Few farewell performances have been so minutely documented as that staged on 30 April 1945 in Hitler’s bunker—those thirty rooms spread over two floors, five metres underground. We have the reminiscences of the telephone operator, the secretary, the adjutant, the chauffeur, the valet, the commander of the Berlin Defence Area, the captain lieutenant, the Reich youth leader, the staff sergeant—and each of these accounts points at a contradiction at the heart of this epochal event. In every one we see the Thousand Year Reich gutter out in a cramped, dank bunker—a setting vastly at odds with the bombastic nature of the regime. The rooms were crammed with an indiscriminate collection of occasional tables, armchairs and narrow sofas. The somewhat feeble attempt to liven up the cold grey of the bunker walls with rattan chairs and brightly coloured rugs only accentuated the atmosphere of gloom, and perhaps most oppressive of all was the oversized oil portrait of Frederick the Great, whose sad gaze dominated the Führer’s tiny study.
By the end of April 1945, Adolf Hitler had given up. His back was hunched, his face sallow, his eyes lacklustre, his arms trembling, his whole body slumped. And yet he remained the fulcrum of the last few square feet of unoccupied German territory. In the early hours of 30 April, he embarked on an extended leave-taking ceremony, shaking the hands of dozens of servants and guards, doctors and nurses, to thank them for their service. Some replied with the oft-repeated slogans of Treue , Endsieg— loyalty, final victory—and Heil . At about seven o’clock, Hitler received the last update from the commander of Berlin, predicting that the city would fall within twenty-four hours. While Soviet artillery fire sent shock wave after shock wave through the bunker, he conferred with his personal adjutant, Otto Günsche.
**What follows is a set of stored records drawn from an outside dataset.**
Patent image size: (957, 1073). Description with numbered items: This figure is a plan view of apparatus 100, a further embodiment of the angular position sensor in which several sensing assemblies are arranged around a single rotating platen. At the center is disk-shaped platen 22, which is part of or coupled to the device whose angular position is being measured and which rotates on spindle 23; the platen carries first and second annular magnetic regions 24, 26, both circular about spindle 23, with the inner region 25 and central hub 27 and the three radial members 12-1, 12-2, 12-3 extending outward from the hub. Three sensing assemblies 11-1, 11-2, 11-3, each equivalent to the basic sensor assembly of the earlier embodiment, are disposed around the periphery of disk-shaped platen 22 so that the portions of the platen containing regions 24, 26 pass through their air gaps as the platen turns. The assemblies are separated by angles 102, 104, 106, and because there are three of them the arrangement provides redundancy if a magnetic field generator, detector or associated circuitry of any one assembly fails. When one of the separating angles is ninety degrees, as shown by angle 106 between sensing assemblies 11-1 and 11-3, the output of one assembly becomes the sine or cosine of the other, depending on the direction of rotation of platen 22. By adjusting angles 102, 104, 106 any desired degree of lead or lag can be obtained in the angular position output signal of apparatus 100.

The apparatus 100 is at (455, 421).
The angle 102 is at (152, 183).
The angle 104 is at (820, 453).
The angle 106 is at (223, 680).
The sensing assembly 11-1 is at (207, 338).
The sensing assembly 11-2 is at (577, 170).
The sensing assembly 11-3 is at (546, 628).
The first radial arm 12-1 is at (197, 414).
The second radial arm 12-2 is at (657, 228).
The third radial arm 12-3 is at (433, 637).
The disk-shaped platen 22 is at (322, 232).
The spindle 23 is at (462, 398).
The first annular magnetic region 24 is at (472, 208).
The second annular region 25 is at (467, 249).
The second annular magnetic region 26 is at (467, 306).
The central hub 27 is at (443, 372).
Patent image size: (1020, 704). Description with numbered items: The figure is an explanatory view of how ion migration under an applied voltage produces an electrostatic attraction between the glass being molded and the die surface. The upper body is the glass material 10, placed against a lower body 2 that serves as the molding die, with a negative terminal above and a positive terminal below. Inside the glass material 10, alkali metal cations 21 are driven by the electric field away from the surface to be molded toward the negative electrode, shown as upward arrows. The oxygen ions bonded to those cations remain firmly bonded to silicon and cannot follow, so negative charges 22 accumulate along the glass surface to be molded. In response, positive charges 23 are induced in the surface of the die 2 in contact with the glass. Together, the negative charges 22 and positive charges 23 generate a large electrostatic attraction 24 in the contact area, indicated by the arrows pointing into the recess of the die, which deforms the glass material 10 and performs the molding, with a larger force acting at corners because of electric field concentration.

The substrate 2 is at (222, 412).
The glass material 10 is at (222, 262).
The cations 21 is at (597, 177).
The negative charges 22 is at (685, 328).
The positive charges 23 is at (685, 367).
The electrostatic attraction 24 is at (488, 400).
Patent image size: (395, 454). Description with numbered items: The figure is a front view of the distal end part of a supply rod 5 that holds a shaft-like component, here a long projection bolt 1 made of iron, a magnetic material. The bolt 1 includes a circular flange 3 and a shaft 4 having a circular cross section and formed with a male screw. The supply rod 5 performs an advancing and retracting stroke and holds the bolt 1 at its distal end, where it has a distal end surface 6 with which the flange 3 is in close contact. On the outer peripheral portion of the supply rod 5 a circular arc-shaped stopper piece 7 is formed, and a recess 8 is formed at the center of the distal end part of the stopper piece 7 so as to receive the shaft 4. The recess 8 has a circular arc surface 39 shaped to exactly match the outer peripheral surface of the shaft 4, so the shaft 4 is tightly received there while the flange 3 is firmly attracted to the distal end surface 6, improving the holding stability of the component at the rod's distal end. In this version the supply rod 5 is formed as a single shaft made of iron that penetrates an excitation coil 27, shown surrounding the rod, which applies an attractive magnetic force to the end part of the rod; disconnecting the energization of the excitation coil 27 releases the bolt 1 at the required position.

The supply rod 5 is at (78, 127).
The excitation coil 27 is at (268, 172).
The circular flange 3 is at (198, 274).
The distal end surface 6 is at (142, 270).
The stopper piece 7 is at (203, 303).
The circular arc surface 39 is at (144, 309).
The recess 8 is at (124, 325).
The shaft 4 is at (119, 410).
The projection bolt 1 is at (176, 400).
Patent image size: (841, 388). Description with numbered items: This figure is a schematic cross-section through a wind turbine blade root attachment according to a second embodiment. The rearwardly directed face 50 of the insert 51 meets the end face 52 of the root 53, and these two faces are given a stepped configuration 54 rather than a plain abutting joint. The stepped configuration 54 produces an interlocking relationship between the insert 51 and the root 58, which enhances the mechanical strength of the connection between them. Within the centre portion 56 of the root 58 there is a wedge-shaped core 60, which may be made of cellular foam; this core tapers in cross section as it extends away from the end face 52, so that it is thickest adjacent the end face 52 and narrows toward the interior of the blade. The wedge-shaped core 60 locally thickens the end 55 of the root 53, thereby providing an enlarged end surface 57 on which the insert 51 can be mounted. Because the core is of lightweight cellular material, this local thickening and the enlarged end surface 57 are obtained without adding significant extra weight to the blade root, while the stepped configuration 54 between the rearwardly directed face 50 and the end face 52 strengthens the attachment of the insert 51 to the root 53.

I don’t want the Russians to display my corpse in a panopticon. Günsche, I expressly order you once again to ensure that nothing of the kind can happen under any circumstance.
• • •
In Demmin, a magnificent spring day was dawning, bright and fresh and sunny. The Wehrmacht men were interested only in their own retreat. The military hospitals had been evacuated, the depots and warehouses cleared or looted. Most of the remaining soldiers were on the far side of the old town, on the west bank of the Peene. ‘Didn’t sleep all night—how many does that make it?’ Gustav Skibbe noted in his journal. He could feel the front closing in, like an immense force hurtling towards him, a dark wave of pressure and noise.
Two days before, after weeks of calm, his unit had been ordered to up sticks, and now the soldiers were in a frenzy of activity, coming and going, running and shouting. Skibbe was glad of any assignment that allowed him to use his new vehicle.
At daybreak, he was rolling along the country road. He crossed Meyenkrebs Bridge over the Peene on the northern edge of town and drove a few miles through the marshland of the Trebel Valley, past farmsteads and squat houses and the village church of Wotenick to the town of Nossendorf. What a relief it was to feel the wind on his face after the atmosphere of panic and despair that had filled Demmin. In Nossendorf, he stocked up on fuel for the forthcoming retreat towards Dargun and Rostock. No one knew where they would end up. There were no longer clear destinations—only stops on the escape route. But the only way Skibbe could get onto the main road west was to drive all the way back and over the two bridges that had just been made ready to dynamite.